El magisterio del papa Francisco también fue contundente contra el comercio de armas y la carrera armamentística. Denunció la hipocresía de los países que hablan de paz en conferencias internacionales mientras venden armas a naciones en conflicto. En una audiencia general, calificó el gasto militar desorbitado como un «monstruo» que «sigue devorando a la humanidad». Para él, la acumulación de armas y las grandes inversiones en acuerdos armamentísticos alimentan un «viento helado de la guerra» que se ha ido preparando durante mucho tiempo.
En un discurso del papa Francisco dirigido al G20 reunido en Río de Janeiro en noviembre 2024, que fue leído por el cardenal Pietro Parolin, la Santa Sede lanzó la propuesta de «reorientar los fondos que actualmente se destinan a armamentos y otros gastos militares hacia un fondo mundial destinado a combatir el hambre y promover el desarrollo en los países más empobrecidos.
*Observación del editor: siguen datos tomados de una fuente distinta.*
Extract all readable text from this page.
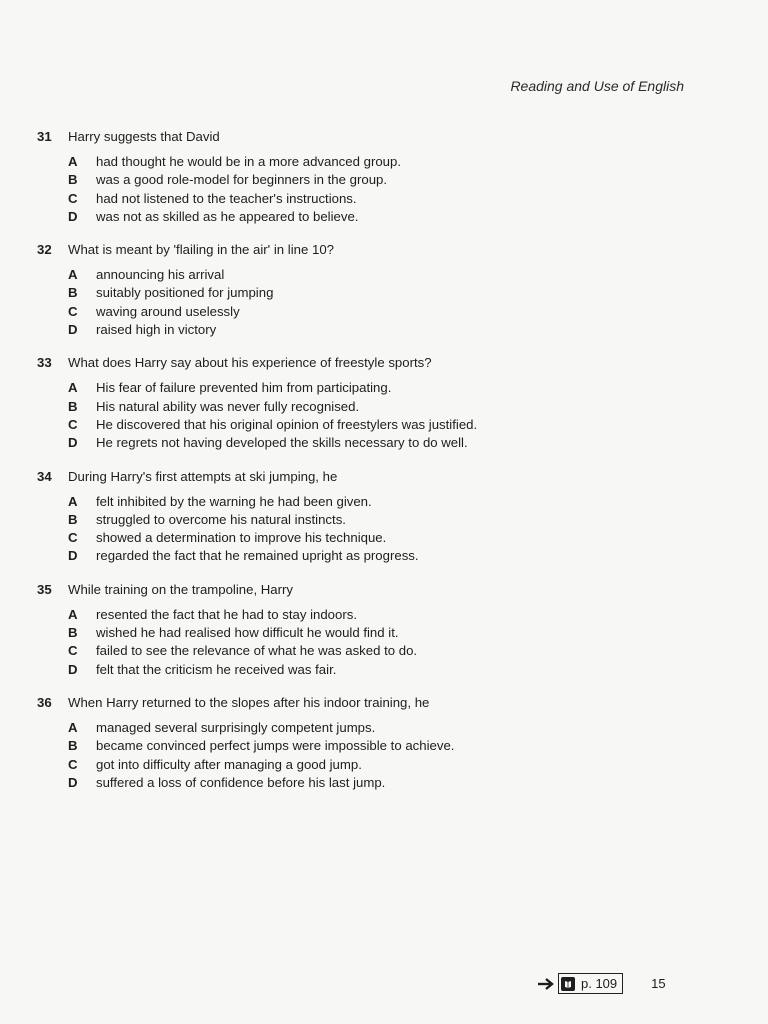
Reading and Use of English
31	Harry suggests that David
A	had thought he would be in a more advanced group.
B	was a good role-model for beginners in the group.
C	had not listened to the teacher's instructions.
D	was not as skilled as he appeared to believe.
32	What is meant by 'flailing in the air' in line 10?
A	announcing his arrival
B	suitably positioned for jumping
C	waving around uselessly
D	raised high in victory
33	What does Harry say about his experience of freestyle sports?
A	His fear of failure prevented him from participating.
B	His natural ability was never fully recognised.
C	He discovered that his original opinion of freestylers was justified.
D	He regrets not having developed the skills necessary to do well.
34	During Harry's first attempts at ski jumping, he
A	felt inhibited by the warning he had been given.
B	struggled to overcome his natural instincts.
C	showed a determination to improve his technique.
D	regarded the fact that he remained upright as progress.
35	While training on the trampoline, Harry
A	resented the fact that he had to stay indoors.
B	wished he had realised how difficult he would find it.
C	failed to see the relevance of what he was asked to do.
D	felt that the criticism he received was fair.
36	When Harry returned to the slopes after his indoor training, he
A	managed several surprisingly competent jumps.
B	became convinced perfect jumps were impossible to achieve.
C	got into difficulty after managing a good jump.
D	suffered a loss of confidence before his last jump.
p. 109	15
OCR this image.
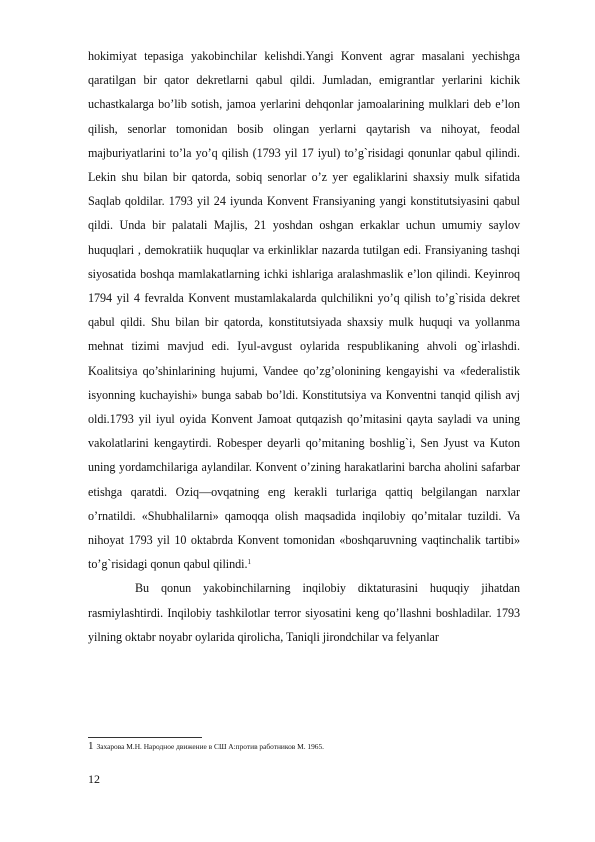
hokimiyat tepasiga yakobinchilar kelishdi.Yangi Konvent agrar masalani yechishga qaratilgan bir qator dekretlarni qabul qildi. Jumladan, emigrantlar yerlarini kichik uchastkalarga bo’lib sotish, jamoa yerlarini dehqonlar jamoalarining mulklari deb e’lon qilish, senorlar tomonidan bosib olingan yerlarni qaytarish va nihoyat, feodal majburiyatlarini to’la yo’q qilish (1793 yil 17 iyul) to’g`risidagi qonunlar qabul qilindi. Lekin shu bilan bir qatorda, sobiq senorlar o’z yer egaliklarini shaxsiy mulk sifatida Saqlab qoldilar. 1793 yil 24 iyunda Konvent Fransiyaning yangi konstitutsiyasini qabul qildi. Unda bir palatali Majlis, 21 yoshdan oshgan erkaklar uchun umumiy saylov huquqlari , demokratiik huquqlar va erkinliklar nazarda tutilgan edi. Fransiyaning tashqi siyosatida boshqa mamlakatlarning ichki ishlariga aralashmaslik e’lon qilindi. Keyinroq 1794 yil 4 fevralda Konvent mustamlakalarda qulchilikni yo’q qilish to’g`risida dekret qabul qildi. Shu bilan bir qatorda, konstitutsiyada shaxsiy mulk huquqi va yollanma mehnat tizimi mavjud edi. Iyul-avgust oylarida respublikaning ahvoli og`irlashdi. Koalitsiya qo’shinlarining hujumi, Vandee qo’zg’olonining kengayishi va «federalistik isyonning kuchayishi» bunga sabab bo’ldi. Konstitutsiya va Konventni tanqid qilish avj oldi.1793 yil iyul oyida Konvent Jamoat qutqazish qo’mitasini qayta sayladi va uning vakolatlarini kengaytirdi. Robesper deyarli qo’mitaning boshlig`i, Sen Jyust va Kuton uning yordamchilariga aylandilar. Konvent o’zining harakatlarini barcha aholini safarbar etishga qaratdi. Oziq—ovqatning eng kerakli turlariga qattiq belgilangan narxlar o’rnatildi. «Shubhalilarni» qamoqqa olish maqsadida inqilobiy qo’mitalar tuzildi. Va nihoyat 1793 yil 10 oktabrda Konvent tomonidan «boshqaruvning vaqtinchalik tartibi» to’g`risidagi qonun qabul qilindi.$^1$

Bu qonun yakobinchilarning inqilobiy diktaturasini huquqiy jihatdan rasmiylashtirdi. Inqilobiy tashkilotlar terror siyosatini keng qo’llashni boshladilar. 1793 yilning oktabr noyabr oylarida qirolicha, Taniqli jirondchilar va felyanlar

1 Захарова М.Н. Народное движение в СШ А:против работников М. 1965.
12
Este enfoque ayudaría a evitar que los ciudadanos de estos países tuvieran que recurrir a soluciones violentas o ilusorias, o que abandonaran sus países en busca de una vida más digna».
Frente a la lógica de la guerra, el papa Francisco propuso una «arquitectura de la paz», que se construye sobre la base de la fraternidad. Para él, la paz es un «trabajo paciente» y una «labor artesanal» que requiere el compromiso de todos, no solo de los líderes. Durante su pontificado instó a los diplomáticos y a las organizaciones internacionales a encontrar «nueva savia y credibilidad» para resolver los conflictos. También abogó por la protección de los civiles y el respeto al derecho humanitario en los conflictos, denunciando la crueldad de la guerra y sus consecuencias: «La maltrecha Ucrania sigue sufriendo ataques a ciudades, que a veces dañan escuelas, hospitales e iglesias. ¡Que las armas callen y que suenen los villancicos! Oremos para que en Navidad haya un alto el fuego en todos los frentes de guerra, en Tierra Santa, en Ucrania, en todo Oriente Medio y en todo el mundo. Y con dolor pienso en Gaza, en tanta crueldad; hasta los ametrallamientos contra niños, hasta los bombardeos de escuelas y hospitales… ¡Cuánta crueldad!» (Mensaje de Navidad de 2024).
León XIV ante los desafíos del S XXI
Las primeras palabras que dirigió al mundo el Papa León XIV, el 8 de mayo de 2025, en su primer mensaje Urbi et orbi, fueron: «La paz sea con todos ustedes»; y añadió: «Este es el primer saludo de Cristo resucitado, el Buen Pastor, que ha dado la vida… Esta es la paz de Cristo resucitado, una paz desarmada y una paz desarmante, humilde y perseverante. Proviene de Dios, Dios que nos ama a todos incondicionalmente». Desde entonces, y en línea con sus antecesores, ha reiterado la invitación a orar por la paz en el mundo e intensificado los mensajes por el diálogo y el bien común de los pueblos; ha reclamado el alto el fuego en Ucrania, la resolución de la crisis humanitaria en Gaza y la liberación de los rehenes israelíes. A raíz del bombardeo a la parroquia católica de Gaza, el Papa urgió a un «alto el fuego inmediato» y pidió directamente al primer ministro israelí, Netanyahu, «el fin de la guerra».
La visión de la Iglesia no es la de una institución que justifica conflictos, sino la de un agente de paz que busca prevenirlos a través del diálogo, el desarme, la asistencia humanitaria y la promoción de un orden internacional justo. En un mundo fragmentado y polarizado, el magisterio de la Iglesia reafirma que la paz es un don de Dios, pero también una tarea humana urgente que exige la búsqueda constante, activa y comprometida, de una «civilización del amor».